Enquête policière et perspicacité du légiste
«Ces cas démontrent que tout d’abord, l’enquête doit être bien faite. C’est le premier élément des autopsies», explique une source policière. Mais beaucoup dépend aussi de la perspicacité du médecin légiste. Notre interlocuteur revient sur un cas de pendaison que la police avait, encore une fois, envoyé à la morgue comme mort naturelle et la famille ne voulait pas d’autopsie. En examinant le corps, le médecin légiste avait vu des marques autour du cou et avait conclu à une pendaison. Une autopsie a alors été exigée par ce dernier. Le cadavre avait aussi des égratignures sur le dos. «Tous ces éléments ont poussé le médecin légiste à faire une autopsie méticuleuse, ce qui a finalement mené à l’arrestation de plusieurs suspects et conclure à un meurtre. Si ti ekout zis lanket, zame ti pou kone.»

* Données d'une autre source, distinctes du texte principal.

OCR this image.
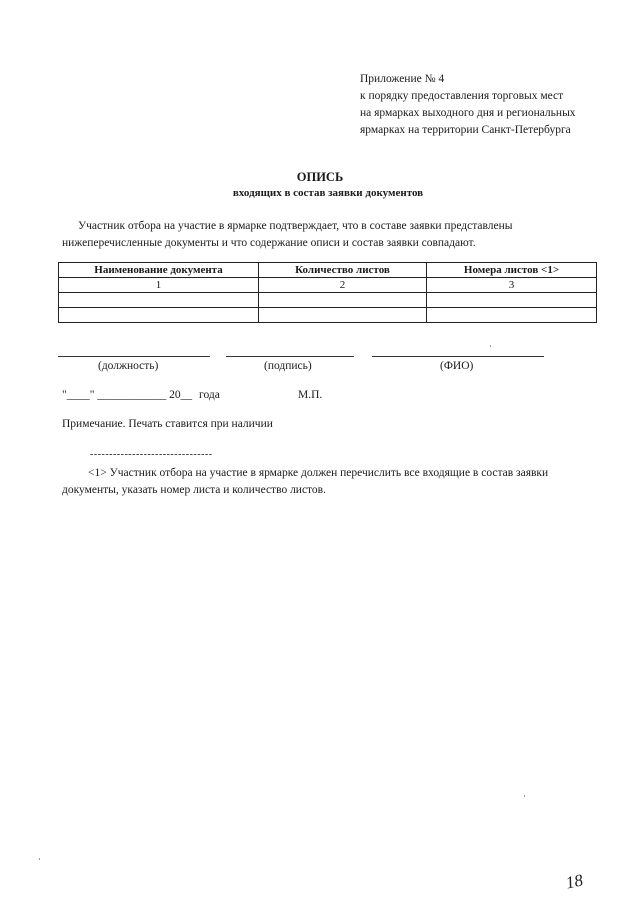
Приложение № 4
к порядку предоставления торговых мест
на ярмарках выходного дня и региональных
ярмарках на территории Санкт-Петербурга
ОПИСЬ
входящих в состав заявки документов
Участник отбора на участие в ярмарке подтверждает, что в составе заявки представлены
нижеперечисленные документы и что содержание описи и состав заявки совпадают.
Наименование документа	Количество листов	Номера листов <1>
1	2	3

(должность)	(подпись)	(ФИО)
"____" ____________ 20__ года	М.П.
Примечание. Печать ставится при наличии
--------------------------------
<1> Участник отбора на участие в ярмарке должен перечислить все входящие в состав заявки
документы, указать номер листа и количество листов.
18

Il y a aussi le cas d’un enfant noyé dans un bassin, qui est encore le sujet des conversations. Après des versions divergentes de la famille, le médecin légiste de service a décidé de procéder à une autopsie et a visité les lieux. «Il a été démontré que c’était un cas de négligence et pas un accident», poursuit la source policière. Dans ces cas, le rapport d’autopsie, incluant des détails sur le lieu du crime, oblige la police à poursuivre ou à réorienter son enquête.